His voice shook slightly as he spoke, and the ardour and warmth she saw in his face when she looked up made her giddy. She was not in control of herself or her feelings, she had no awareness beyond his presence. They stood there in the shadowy room, motionless, until he lifted her hand, kissing the back of it, touching her fingers with his lips. Then, turning it over, he kissed her palm.
It was she who put up her arm to pull him to her, astonished by the intensity of the unfamiliar emotions flooding through her. He ran a finger down her cheek to her mouth, then kissed her, nothing tentative or gentle in his touch as his own passion was at last allowed expression.
“Camilla!” came Mr. Gardiner’s voice, reproving, but at least with none of the outrage Fitzwilliam would have shown in such a case. Wytton moved apart from her, self-possessed, still keeping hold of her hand.
“This is not the time nor the place for such a display of affection. Wytton, did you come on foot? Then I shall take you home in my carriage. It is here.”

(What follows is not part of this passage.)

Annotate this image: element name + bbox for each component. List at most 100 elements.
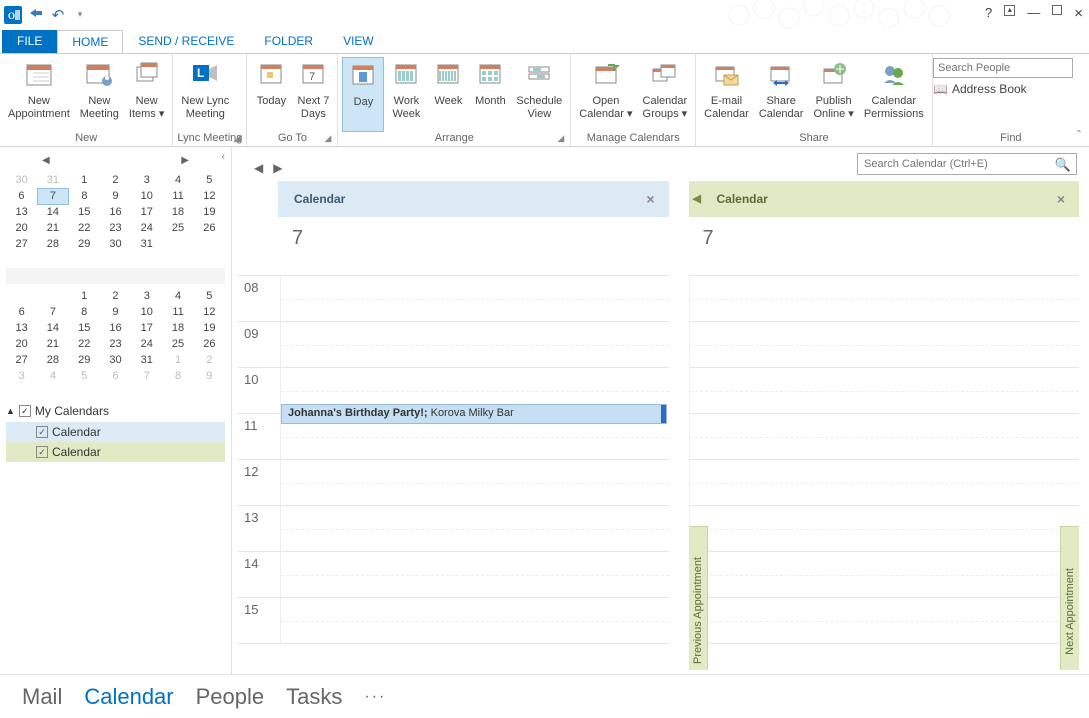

They all had to remain in suspense as to Belle’s fate until the following morning. A disgruntled Fitzwilliam had returned home in the early hours to awaken the household with his knocking.
He received Fanny’s news that Captain Allington had not run away with Belle with a philosophic shrug. “It makes little difference. There is no sign of them, whoever she is with, no trace upon the road north; they have not gone to Scotland, in my opinion.”
Fanny was wide awake now, and all her worries crowded in on her. “Scotland would be bad enough, but if they have not gone there—And Belle might have run off with anybody, a drawing master, a handsome footman, even.”
“Do not you believe it,” said Fitzwilliam, sitting in his dressing gown in Fanny’s bedchamber and drinking a glass of wine before he ate the food that she had thoughtfully provided for him. “Belle is not such a frippery creature as all that; she knows the difference between a man of her world and one who is not; she has not been in the habit of wasting her attentions on footmen. No, no, she is with some other of her numerous admirers, some stupid fellow she has hoodwinked, who does not know what he is letting himself in for, and who most certainly has never encountered her father! I do not want to waste another moment’s thought on any of these Darcy girls.”
“No, but you must listen for a moment. I have not told you the half of what has been going on in your absence, such an astonishing evening as we have had. Sophie Gardiner is to marry Captain Allington; what do you say to that?”
Fitzwilliam was unmoved. “The man’s a blockhead. I am glad I never had him serving under me.” He rose and stretched. “Wytton’s the poorer by ninety thousand pounds, then.”
“No,” said Fanny. “Only forty thousand pounds the poorer.”
Fitzwilliam pulled a nightcap firmly on to his head—always a sign that he was not feeling in an amorous mood—and climbed into bed beside Fanny to give her a chaste kiss before turning over and taking all the covers with him.